In the middle of all of her visual delight and mayhem, Rosalía is a musician of the highest order. Revisit her SNL performance, a chilly setting in which few can sound even competent. She did “La Fama,” while wearing what looked like a shower grip mat and a duvet, and sang both parts of a song that seems to be about a stalker? Maybe? There’s no love for fame in the lyrics on the album, and also no whining about it—just a rejection.


El Guincho is on Motomami, as is a young LA producer named Michael Uzowuru, who is on almost every track. “Bulerías,” on Motomami, is a pure flamenco track, with nothing but midfield palmas rhythms, and the quick vibrato in her voice that flamenco favors. Loosely translated, she’s singing about the fact that she’s always a flamenco singer (cantaora) whether she’s wearing a Versace tracksuit (“chándal de Versace”) or a traditional flamenco dress. She’s not taking either path—the athletic experiments of El Mal Querer are gone, and there are only three songs that feel centrally related to flamenco. 

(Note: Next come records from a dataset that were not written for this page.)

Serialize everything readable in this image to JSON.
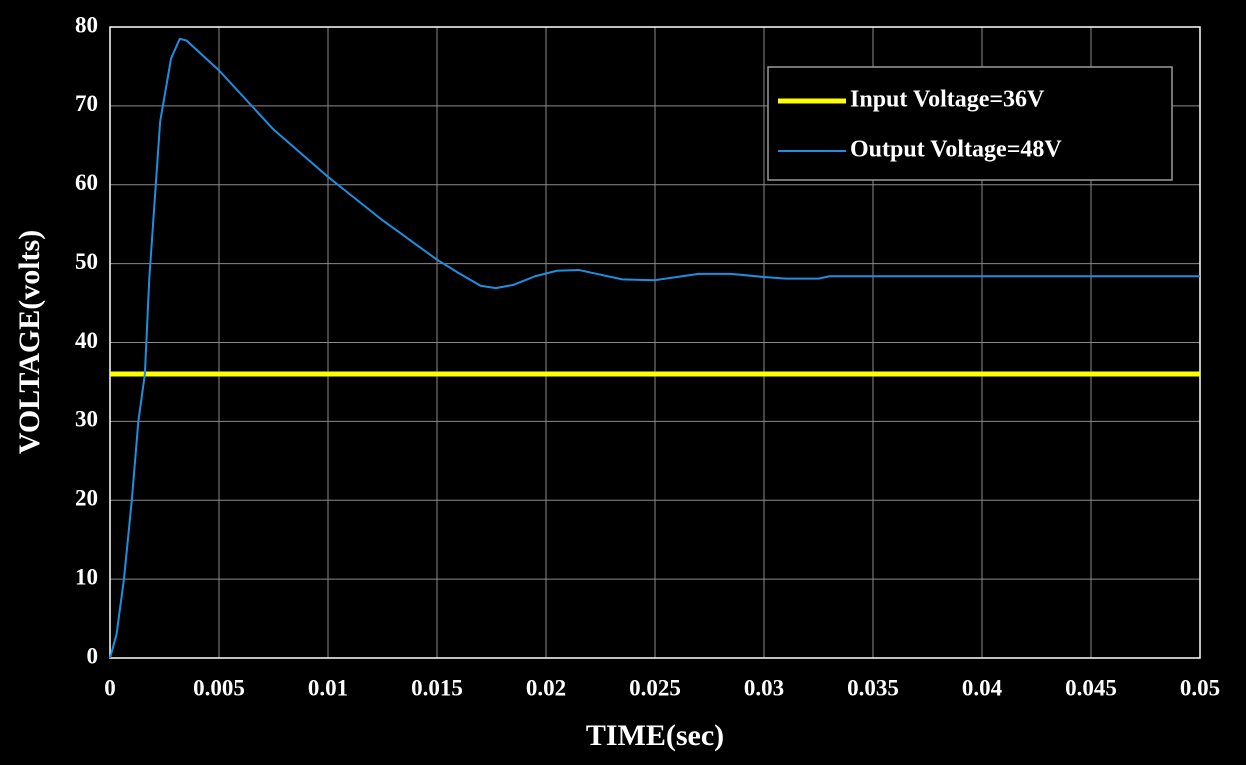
{
  "chart_data": {
    "type": "line",
    "xlabel": "TIME(sec)",
    "ylabel": "VOLTAGE(volts)",
    "x": [
      0,
      0.0003,
      0.00064,
      0.001,
      0.0013,
      0.0016,
      0.0018,
      0.0023,
      0.0028,
      0.0032,
      0.0035,
      0.005,
      0.0075,
      0.01,
      0.0125,
      0.015,
      0.016,
      0.017,
      0.0177,
      0.0185,
      0.0195,
      0.0205,
      0.0215,
      0.0225,
      0.0235,
      0.025,
      0.026,
      0.027,
      0.0285,
      0.03,
      0.031,
      0.0325,
      0.033,
      0.04,
      0.05
    ],
    "series": [
      {
        "name": "Input Voltage=36V",
        "color": "#ffff00",
        "width": 5,
        "values": [
          36,
          36,
          36,
          36,
          36,
          36,
          36,
          36,
          36,
          36,
          36,
          36,
          36,
          36,
          36,
          36,
          36,
          36,
          36,
          36,
          36,
          36,
          36,
          36,
          36,
          36,
          36,
          36,
          36,
          36,
          36,
          36,
          36,
          36,
          36
        ]
      },
      {
        "name": "Output Voltage=48V",
        "color": "#1e8fe0",
        "width": 2,
        "values": [
          0,
          3,
          10,
          20,
          30,
          36,
          48,
          68,
          76,
          78.5,
          78.3,
          74.5,
          67,
          61,
          55.5,
          50.5,
          48.8,
          47.2,
          46.9,
          47.3,
          48.4,
          49.1,
          49.2,
          48.6,
          48,
          47.9,
          48.3,
          48.7,
          48.7,
          48.3,
          48.1,
          48.1,
          48.4,
          48.4,
          48.4
        ]
      }
    ],
    "xlim": [
      0,
      0.05
    ],
    "ylim": [
      0,
      80
    ],
    "xticks": [
      0,
      0.005,
      0.01,
      0.015,
      0.02,
      0.025,
      0.03,
      0.035,
      0.04,
      0.045,
      0.05
    ],
    "yticks": [
      0,
      10,
      20,
      30,
      40,
      50,
      60,
      70,
      80
    ],
    "grid": true,
    "legend": "upper-right"
  }
}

The few references to hip-hop that ran through “Con Altura” and pre-Motomami singles like “A Pale” and the Travis Scott collaboration “TKN” are gone from her music, as are big, obvious hooks. But none of this is necessarily that radical, when you consider the most viewed video of 2019, the one that beat out “Con Altura”—“Con Calma,” by her idol, Daddy Yankee, along with Snow. In fact, YouTube’s top three music videos that year were all sung or rapped in Spanish. Motomami is on top of a world that already exists, whether or not Americans want to see it.